# How to vacuum seal mason jars without heat?



## KTex (Apr 9, 2015)

Hi all-
I'd like to NON HEAT seal (get that "pop" when I open) my honey in mason jars in sizes from 4 oz to 8 oz. There is sooo much confusing information about equipment I need. It's just for my use, so I don't want to spend a fortune or go through a major project. I did watch the youtube video someone posted, but I still would like simple, clear input about just simple NON HEAT sealing. Thanks!


----------



## tanksbees (Jun 16, 2014)

You could vacuum seal them with a food saver:
http://www.foodsaver.com/accessories/foodsaver-wide-mouth-jar-sealer/T03-0023-01P.html


----------



## Bee Bliss (Jun 9, 2010)

Get a Food Saver which is a food vacuum sealer. Make sure it is a model that will seal canning jars. You will have to get the wide or narrow mouth attachment. Honey in jar, put lid on (no ring), add the attachment connected to a tube to the machine. Press seal.


----------



## enjambres (Jun 30, 2013)

I think that some of the home vacuum food sealing appliances have an adpater that wil vacuum seal mason jars with two-piece, metal lids. Food-Saver may be one brand. You can buy some models at Walmart, so not terribly expensive. 

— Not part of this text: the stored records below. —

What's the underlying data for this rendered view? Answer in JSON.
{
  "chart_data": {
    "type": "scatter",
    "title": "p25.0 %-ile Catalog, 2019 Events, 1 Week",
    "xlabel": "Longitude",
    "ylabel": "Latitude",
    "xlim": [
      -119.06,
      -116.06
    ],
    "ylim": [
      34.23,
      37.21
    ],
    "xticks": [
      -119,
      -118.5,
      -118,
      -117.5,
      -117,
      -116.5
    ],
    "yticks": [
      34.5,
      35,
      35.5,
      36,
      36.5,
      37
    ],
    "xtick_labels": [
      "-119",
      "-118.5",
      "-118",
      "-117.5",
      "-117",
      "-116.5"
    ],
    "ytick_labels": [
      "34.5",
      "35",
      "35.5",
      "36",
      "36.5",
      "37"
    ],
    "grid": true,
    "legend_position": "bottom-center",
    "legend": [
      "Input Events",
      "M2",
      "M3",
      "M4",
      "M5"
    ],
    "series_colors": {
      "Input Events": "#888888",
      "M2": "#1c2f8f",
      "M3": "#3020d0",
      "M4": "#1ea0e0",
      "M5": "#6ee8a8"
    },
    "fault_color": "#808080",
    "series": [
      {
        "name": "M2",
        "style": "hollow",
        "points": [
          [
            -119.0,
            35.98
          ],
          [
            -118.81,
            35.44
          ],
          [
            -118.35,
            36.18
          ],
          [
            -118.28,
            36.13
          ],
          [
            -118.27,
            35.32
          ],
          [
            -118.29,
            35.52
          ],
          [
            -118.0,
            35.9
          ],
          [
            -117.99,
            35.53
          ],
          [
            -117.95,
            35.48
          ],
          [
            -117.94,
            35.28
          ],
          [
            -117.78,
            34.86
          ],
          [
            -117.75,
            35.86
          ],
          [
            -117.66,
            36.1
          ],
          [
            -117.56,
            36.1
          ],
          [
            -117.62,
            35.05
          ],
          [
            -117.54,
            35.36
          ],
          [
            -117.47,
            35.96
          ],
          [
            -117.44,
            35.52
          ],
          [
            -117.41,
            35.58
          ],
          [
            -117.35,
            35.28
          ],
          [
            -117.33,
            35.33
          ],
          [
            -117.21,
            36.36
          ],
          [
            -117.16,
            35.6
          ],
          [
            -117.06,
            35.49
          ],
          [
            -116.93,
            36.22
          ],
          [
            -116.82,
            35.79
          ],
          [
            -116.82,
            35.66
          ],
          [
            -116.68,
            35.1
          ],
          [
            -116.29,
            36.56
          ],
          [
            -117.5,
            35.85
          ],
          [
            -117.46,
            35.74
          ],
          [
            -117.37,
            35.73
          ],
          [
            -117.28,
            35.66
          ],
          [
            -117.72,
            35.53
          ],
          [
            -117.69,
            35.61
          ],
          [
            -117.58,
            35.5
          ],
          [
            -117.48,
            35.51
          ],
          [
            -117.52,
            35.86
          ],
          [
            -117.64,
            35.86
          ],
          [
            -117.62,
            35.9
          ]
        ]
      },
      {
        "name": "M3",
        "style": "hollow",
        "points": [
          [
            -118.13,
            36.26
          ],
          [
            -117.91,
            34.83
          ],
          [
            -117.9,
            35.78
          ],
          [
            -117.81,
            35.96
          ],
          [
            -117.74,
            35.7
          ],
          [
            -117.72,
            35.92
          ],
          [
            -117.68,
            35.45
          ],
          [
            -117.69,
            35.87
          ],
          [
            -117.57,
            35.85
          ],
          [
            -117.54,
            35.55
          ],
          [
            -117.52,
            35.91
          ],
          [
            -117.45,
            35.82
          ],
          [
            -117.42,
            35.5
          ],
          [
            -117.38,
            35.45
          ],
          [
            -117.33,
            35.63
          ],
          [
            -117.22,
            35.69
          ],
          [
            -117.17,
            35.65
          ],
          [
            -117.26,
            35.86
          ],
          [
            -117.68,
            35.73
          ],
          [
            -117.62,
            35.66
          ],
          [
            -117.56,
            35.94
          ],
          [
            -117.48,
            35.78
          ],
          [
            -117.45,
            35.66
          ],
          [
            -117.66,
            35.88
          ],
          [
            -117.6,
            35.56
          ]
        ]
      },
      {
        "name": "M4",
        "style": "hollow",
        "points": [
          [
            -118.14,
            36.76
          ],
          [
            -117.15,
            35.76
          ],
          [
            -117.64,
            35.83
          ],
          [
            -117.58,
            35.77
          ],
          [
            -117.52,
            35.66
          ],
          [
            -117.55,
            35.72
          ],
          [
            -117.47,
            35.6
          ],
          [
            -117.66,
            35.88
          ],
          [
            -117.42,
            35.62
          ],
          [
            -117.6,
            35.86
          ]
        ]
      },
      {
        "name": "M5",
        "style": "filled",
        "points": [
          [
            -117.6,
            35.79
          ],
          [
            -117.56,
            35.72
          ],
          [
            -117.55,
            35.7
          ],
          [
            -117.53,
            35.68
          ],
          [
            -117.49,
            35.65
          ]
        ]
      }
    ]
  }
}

I'm not sure how hot you might be willing to heat your honey, but I get a vaccum seal on half-gallon mason jars that mix my 1:1 syrup in, just using my hot (140F) tap water. If I do a big batch for some reason and make more jars than I need right away, as it cools it forms a seal that requires "popping" to open later on. You could try that with water of whatever temp you'd have the honey. I expect it's not as good (durable, tight, etc.,) a seal as you would need on canned vegetables but people store bulk honey in all kinds of merely tighty closed containers, as opposed to true vacuum-seals.

HTH

Enj.


----------



## John Scifres (Mar 25, 2014)

Just curious as to why?


----------



## Rusty Hills Farm (Mar 24, 2010)

Just so you know....Honey doesn't spoil, so there is no need to seal the jars. 

Rusty


----------



## KTex (Apr 9, 2015)

John Scifres said:


> Just curious as to why?


Some parents at my son's gymnastics center want some, and I'm more than willing to share. They were wondering if I could seal with that "pop" (I think just to feel good about it, even though I've told them it's not necessary). I'm actually willing to do it because when I drive it to the gym (dirt roads to a winding paved road for an hour) I won't have to worry about gunky leaking.
Thanks!


----------



## KTex (Apr 9, 2015)

To all: thanks so much for the reassurance!!!! I know some of the answers have been posted before, but it didn't seem like there were many current ones, and some were really more than I needed. Please continue your great input!!!!


----------



## burns375 (Jul 15, 2013)

KTex said:


> I'm actually willing to do it because when I drive it to the gym (dirt roads to a winding paved road for an hour) I won't have to worry about gunky leaking.
> Thanks!


Really. Most jars and containers around here provide a seal. Are you putting something else in your smoker! ;-)


----------



## beedeetee (Nov 27, 2004)

From Aurora you could drive 1000-2000 feet up in the mountains, put the lids on and then drive home. I buy my jars 1200 feet in elevation below my house and on the way home I hear 6 dozen jars popping (the other way) on the way home.


----------



## Agis Apiaries (Jul 22, 2014)

Easy solution. Load then all in your car. Drive down I-25 to Colorado Springs, turn west up Highway 24, take the Pikes Peak Toll Road to the top of Pikes Peak at 14,115' where you park, put all the lids on and tighten them, then drive home. Pop! All sealed!


----------